Abstract:
The Accommodation Supplement (AS) is a means-tested direct cash allowance to assist low- and
middle-income households in the private residential market in New Zealand. Generally, housing
allowances are argued to be inflationary due to the programmes reliance on the market to satisfy
the ‘subsidized’ demand. This argument makes it market distortionary a priori. I deconstruct the
modern housing allowance algorithm (for rent) and challenge its commonly held notions in
literature. My theoretical contribution posits that housing allowances are not a price variable, and
neither are they a permanent income add-on to a household’s intertemporal budget constraint. I
show that the AS functions similar to a negative income (and wealth) tax (NIT) where the subsidy,
in general, is generated inversely to income and wealth and diminishes over time with higher
savings and incomes. Theory eludes us under the housing allowance context. My academic
contribution provides an augmented demand framework for rental housing at the household level.
To this end, I analyse the full Household Economic Survey (HES) data for 2008, 2011, 2014, 2017
to understand housing consumption behaviour by income quintiles. Housing demand, it seems,
follows the Schwabe’s law. For a microeconometric empirical analysis, I employ a ‘fixed-effects’

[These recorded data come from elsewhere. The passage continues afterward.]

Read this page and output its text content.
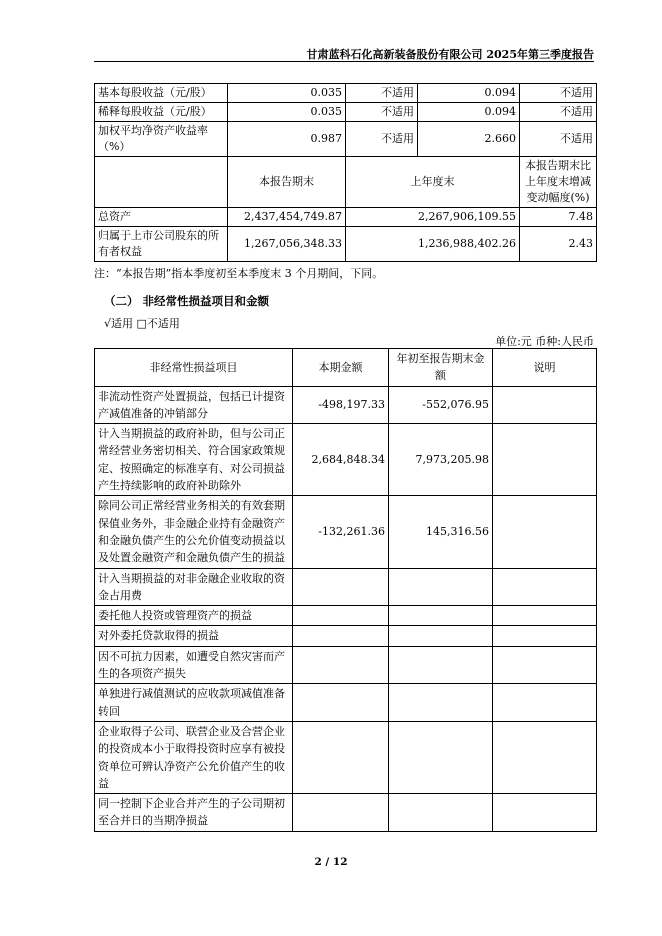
甘肃蓝科石化高新装备股份有限公司 2025年第三季度报告
基本每股收益（元/股）	0.035	不适用	0.094	不适用
稀释每股收益（元/股）	0.035	不适用	0.094	不适用
加权平均净资产收益率（%）	0.987	不适用	2.660	不适用
	本报告期末	上年度末		本报告期末比上年度末增减变动幅度(%)
总资产	2,437,454,749.87	2,267,906,109.55		7.48
归属于上市公司股东的所有者权益	1,267,056,348.33	1,236,988,402.26		2.43
注：“本报告期”指本季度初至本季度末 3 个月期间，下同。
（二） 非经常性损益项目和金额
√适用 □不适用
单位:元 币种:人民币
非经常性损益项目	本期金额	年初至报告期末金额	说明
非流动性资产处置损益，包括已计提资产减值准备的冲销部分	-498,197.33	-552,076.95	
计入当期损益的政府补助，但与公司正常经营业务密切相关、符合国家政策规定、按照确定的标准享有、对公司损益产生持续影响的政府补助除外	2,684,848.34	7,973,205.98	
除同公司正常经营业务相关的有效套期保值业务外，非金融企业持有金融资产和金融负债产生的公允价值变动损益以及处置金融资产和金融负债产生的损益	-132,261.36	145,316.56	
计入当期损益的对非金融企业收取的资金占用费			
委托他人投资或管理资产的损益			
对外委托贷款取得的损益			
因不可抗力因素，如遭受自然灾害而产生的各项资产损失			
单独进行减值测试的应收款项减值准备转回			
企业取得子公司、联营企业及合营企业的投资成本小于取得投资时应享有被投资单位可辨认净资产公允价值产生的收益			
同一控制下企业合并产生的子公司期初至合并日的当期净损益			
2 / 12
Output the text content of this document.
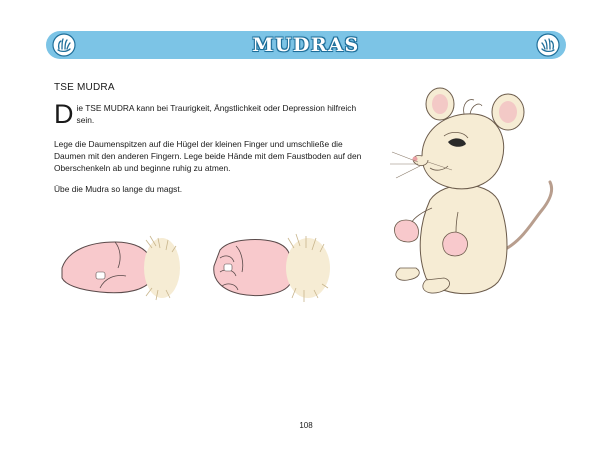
MUDRAS
TSE MUDRA

Die TSE MUDRA kann bei Traurigkeit, Ängstlichkeit oder Depression hilfreich sein.

Lege die Daumenspitzen auf die Hügel der kleinen Finger und umschließe die Daumen mit den anderen Fingern. Lege beide Hände mit dem Faustboden auf den Oberschenkeln ab und beginne ruhig zu atmen.

Übe die Mudra so lange du magst.

108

model. Using New Zealand Census panel data (2006 and 2013) and aggregating nearly 1,500
census Area Units (AU), my study manages to cover over 90% of households. My housing
allowance data is the complete universe of subsidy recipients at the Area Unit level providing data
for both, demand for or participation in the scheme and cost of or redistribution of incomes under
the subsidy scheme. In a natural experiment setting I exploit these ‘plausibly exogenous’ variations
in demand and expenditure on the subsidy alongside variations in rents experienced post Global
Financial Crisis with additional controls for drivers of rent. I extend the empirical model to control,
as well, for spatial interactions between Area Units that are not time invariant via a Geographically
Weighted Regression (GWR) to complement the analysis. Contrary to what is argued in the
literature, I find statistically significant results for the increase in the subsidy’s demand and cost at
the submarket level to affect market rents negatively across the New Zealand rental housing
markets over the study period (2006-2013). For low-income renters the subsidy, over time, did not
have a statistically significant impact on their rents. As per my thesis, the presence of such monies
signals more pronounced poverty or ‘systemic poverty’ of a cohort at the housing submarket level.
Poor renters rent low, can have tenure discounts, and are susceptible to be part of the filtering stock. The cross-section results reinforce this. For policy, I construct an index to identify and
manage the scheme’s objectives. I uncover evidence of the subsidy’s distribution across
households to influence aggregate consumption demand for food. This effectively captures the
incidence of the housing cash transfer suggesting welfare gains.